Blue-green fluorescence and lesions on the wing of a little brown bat at Fort Laramie. While this type of fluorescence is not characteristic of Pd or WNS, the lesions were suspicious and provided an indication that something unusual was occurring in the bat population here.
Credit Peter Kienzler, Wyoming Natural Diversity Database

Michelle Verant, wildlife veterinarian with the National Park Service, said, "This fungus gets onto their skin, usually the wings, and it starts to invade the surface of their skin and damage the wing tissue, and the wing serves a lot of important functions for that bat.”

She said it throws off heat balance, energy levels, pH levels, and electrolytes, then "the bat arouses more frequently during hibernation. It causes it to wake up more often."

That’s really not supposed to happen. So, typically, the bats die from starvation or cold temperatures. Mortality rates differ, but can be as high as 90 to 100 percent.

"New York was where it was first identified. And that was back in 2006, 2007. We found it because there were large groups of bats that were dying in caves in the winter,” Verant said, not meaning ‘we’ literally.

Verant said spores of the fungus were likely brought to the U.S. by people from Europe or Asia around that time the 2000s. And in the 12 years since it was first identified here in the country, WNS has spread incredibly fast with millions of bats dying in its wake. There are pockets of it in almost every state east of Wyoming, but now that it’s here, scientists like Verant are very concerned. She said, though only one case was identified in Fort Laramie, it’s safe to assume it is elsewhere in the state and that it will continue to grow since scientists can’t exactly limit bat movement.

"At this point, I think all the evidence suggests that we could see declines similar to what we’ve seen in the east in bat populations here in the Midwest and in the Western part of the U.S.," Verant said.

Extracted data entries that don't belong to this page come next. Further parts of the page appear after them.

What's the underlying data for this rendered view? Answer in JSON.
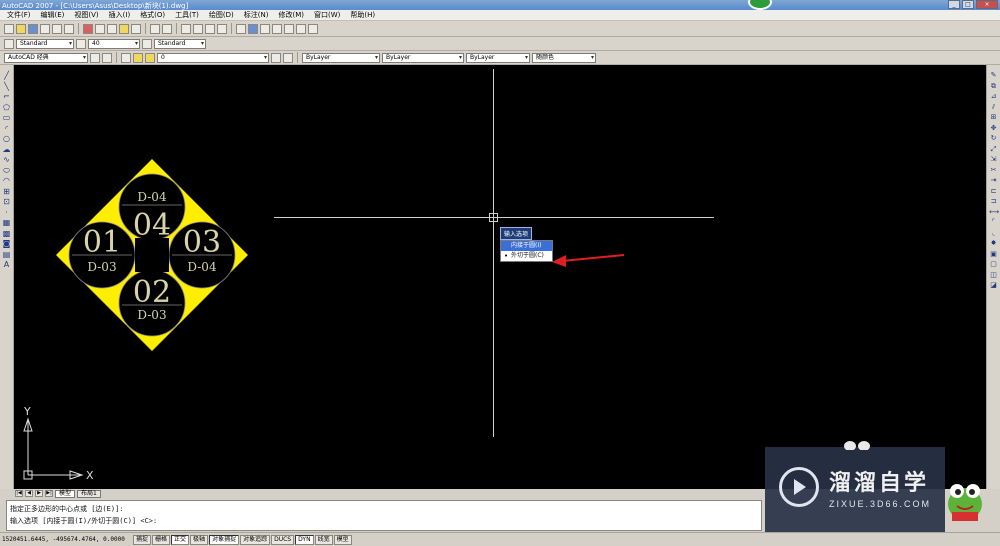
{
  "window": {
    "title": "AutoCAD 2007 - [C:\\Users\\Asus\\Desktop\\新块(1).dwg]",
    "min": "_",
    "max": "□",
    "close": "×"
  },
  "menu": [
    "文件(F)",
    "编辑(E)",
    "视图(V)",
    "插入(I)",
    "格式(O)",
    "工具(T)",
    "绘图(D)",
    "标注(N)",
    "修改(M)",
    "窗口(W)",
    "帮助(H)"
  ],
  "toolbar_styles": {
    "text_style": "Standard",
    "dim_scale": "40",
    "dim_style": "Standard"
  },
  "toolbar_layers": {
    "workspace": "AutoCAD 经典",
    "layer": "0",
    "color": "ByLayer",
    "linetype": "ByLayer",
    "lineweight": "ByLayer",
    "plotstyle": "随颜色"
  },
  "drawing": {
    "circles": [
      {
        "number": "04",
        "label": "D-04"
      },
      {
        "number": "01",
        "label": "D-03"
      },
      {
        "number": "03",
        "label": "D-04"
      },
      {
        "number": "02",
        "label": "D-03"
      }
    ],
    "colors": {
      "diamond": "#ffee00",
      "text": "#d8d4a8",
      "lines": "#000000"
    }
  },
  "dynamic_input": {
    "prompt": "输入选项",
    "options": [
      {
        "label": "内接于圆(I)",
        "highlighted": true
      },
      {
        "label": "外切于圆(C)",
        "highlighted": false,
        "selected": true
      }
    ]
  },
  "ucs": {
    "x_label": "X",
    "y_label": "Y"
  },
  "layout_tabs": [
    "模型",
    "布局1"
  ],
  "layout_nav": [
    "|◀",
    "◀",
    "▶",
    "▶|"
  ],
  "command_lines": [
    "指定正多边形的中心点或 [边(E)]:",
    "输入选项 [内接于圆(I)/外切于圆(C)] <C>:"
  ],
  "status": {
    "coords": "1520451.6445, -495674.4764, 0.0000",
    "toggles": [
      {
        "label": "捕捉",
        "on": false
      },
      {
        "label": "栅格",
        "on": false
      },
      {
        "label": "正交",
        "on": true
      },
      {
        "label": "极轴",
        "on": false
      },
      {
        "label": "对象捕捉",
        "on": true
      },
      {
        "label": "对象追踪",
        "on": false
      },
      {
        "label": "DUCS",
        "on": false
      },
      {
        "label": "DYN",
        "on": true
      },
      {
        "label": "线宽",
        "on": false
      },
      {
        "label": "模型",
        "on": false
      }
    ]
  },
  "watermark": {
    "cn": "溜溜自学",
    "en": "ZIXUE.3D66.COM"
  }
}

Bat house at Fort Laramie National Historic Site that supports a maternity colony of little brown bats. The bat in which Pd was detected was roosting in this bat house.
Credit Ian Abernethy, Wyoming Natural Diversity Database

In other parts of the country, its only taken two to three years to wipe out a given colony. There’s no large-scale treatment yet for WNS. But Verant explained Wyoming does have a response plan and it starts with gathering more data.

"Some of that involves doing additional surveys and surveillance to understand what species are infected with this fungus and in what areas of the state to understand how its spreading," she said.

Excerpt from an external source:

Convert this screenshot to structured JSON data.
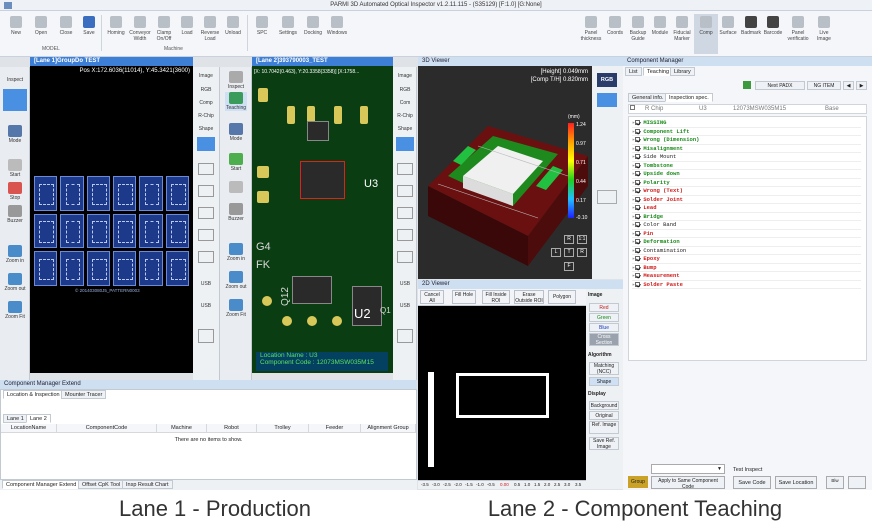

Nicole Bjornlie, a non-game mammal biologist with the Wyoming Game and Fish Department, said communication and coordination are big parts of that plan. She said many different agencies will work to keep tabs on these bats. And as far as communication, that’s where humans come in. While white-nose doesn’t affect us, we can transport it.

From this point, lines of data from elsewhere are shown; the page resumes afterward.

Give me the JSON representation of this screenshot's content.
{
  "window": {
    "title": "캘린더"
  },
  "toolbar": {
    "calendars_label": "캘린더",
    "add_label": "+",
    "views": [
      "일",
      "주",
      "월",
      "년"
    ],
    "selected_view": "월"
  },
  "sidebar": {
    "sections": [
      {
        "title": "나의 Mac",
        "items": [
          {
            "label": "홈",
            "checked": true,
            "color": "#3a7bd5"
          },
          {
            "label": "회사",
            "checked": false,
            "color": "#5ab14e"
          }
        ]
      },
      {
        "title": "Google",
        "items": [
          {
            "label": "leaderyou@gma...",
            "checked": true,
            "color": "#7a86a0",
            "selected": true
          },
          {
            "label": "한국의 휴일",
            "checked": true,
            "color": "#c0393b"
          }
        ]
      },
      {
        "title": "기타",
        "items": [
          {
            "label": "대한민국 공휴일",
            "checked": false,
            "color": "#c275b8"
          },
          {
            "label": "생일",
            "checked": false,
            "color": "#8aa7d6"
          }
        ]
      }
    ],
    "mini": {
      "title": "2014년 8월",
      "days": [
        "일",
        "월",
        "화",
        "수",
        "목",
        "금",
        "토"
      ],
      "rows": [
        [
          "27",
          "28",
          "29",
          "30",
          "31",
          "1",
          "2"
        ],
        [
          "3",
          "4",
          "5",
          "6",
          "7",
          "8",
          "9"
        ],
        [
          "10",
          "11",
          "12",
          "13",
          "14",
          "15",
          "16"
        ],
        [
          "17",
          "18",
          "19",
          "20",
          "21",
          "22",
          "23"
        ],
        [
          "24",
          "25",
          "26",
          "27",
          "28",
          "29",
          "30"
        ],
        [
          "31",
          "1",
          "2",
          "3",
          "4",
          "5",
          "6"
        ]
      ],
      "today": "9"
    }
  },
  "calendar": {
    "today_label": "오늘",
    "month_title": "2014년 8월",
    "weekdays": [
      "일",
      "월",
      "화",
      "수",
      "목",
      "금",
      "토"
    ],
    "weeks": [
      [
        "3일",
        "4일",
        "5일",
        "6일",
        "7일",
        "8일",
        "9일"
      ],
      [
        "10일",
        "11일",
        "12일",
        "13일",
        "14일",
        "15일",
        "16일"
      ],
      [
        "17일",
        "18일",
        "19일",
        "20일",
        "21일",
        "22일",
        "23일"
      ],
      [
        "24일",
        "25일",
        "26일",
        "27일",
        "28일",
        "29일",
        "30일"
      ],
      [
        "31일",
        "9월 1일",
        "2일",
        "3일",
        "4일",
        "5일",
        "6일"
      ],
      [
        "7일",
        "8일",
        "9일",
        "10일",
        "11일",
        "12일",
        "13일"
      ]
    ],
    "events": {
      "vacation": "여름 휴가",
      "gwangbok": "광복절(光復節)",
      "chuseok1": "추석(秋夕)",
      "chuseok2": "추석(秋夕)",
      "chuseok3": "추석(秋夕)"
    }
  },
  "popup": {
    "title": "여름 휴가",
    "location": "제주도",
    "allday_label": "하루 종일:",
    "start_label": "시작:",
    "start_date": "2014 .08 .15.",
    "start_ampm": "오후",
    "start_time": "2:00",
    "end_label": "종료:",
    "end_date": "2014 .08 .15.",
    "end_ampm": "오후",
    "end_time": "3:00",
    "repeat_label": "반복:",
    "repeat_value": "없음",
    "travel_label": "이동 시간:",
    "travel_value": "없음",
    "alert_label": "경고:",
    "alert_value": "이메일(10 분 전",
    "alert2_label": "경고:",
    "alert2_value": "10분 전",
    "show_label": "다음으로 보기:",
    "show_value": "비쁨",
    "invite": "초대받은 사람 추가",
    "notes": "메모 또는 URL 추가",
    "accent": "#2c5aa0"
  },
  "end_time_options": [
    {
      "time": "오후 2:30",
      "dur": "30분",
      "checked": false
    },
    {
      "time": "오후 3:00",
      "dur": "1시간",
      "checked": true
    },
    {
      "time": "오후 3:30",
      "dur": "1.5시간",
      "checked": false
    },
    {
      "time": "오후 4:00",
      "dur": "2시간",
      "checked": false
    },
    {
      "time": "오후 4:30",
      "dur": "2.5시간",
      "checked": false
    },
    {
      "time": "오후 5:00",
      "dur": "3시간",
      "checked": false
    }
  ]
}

So Bjornlie said, be careful and “[make] sure that if you go into caves and mines you decontaminate your gear… staying out of caves and mines that have been closed. And, also, something as simple as, if you’re vacationing, checking your umbrella, checking the canopy on your camper, before you leave just to make sure there are no bats hiding in there.”

The stepped-up surveying and data collection won’t begin until closer to winter when hibernation comes, but it’s not a bad idea to keep an eye out for hitchhiking bats on your vacation this summer.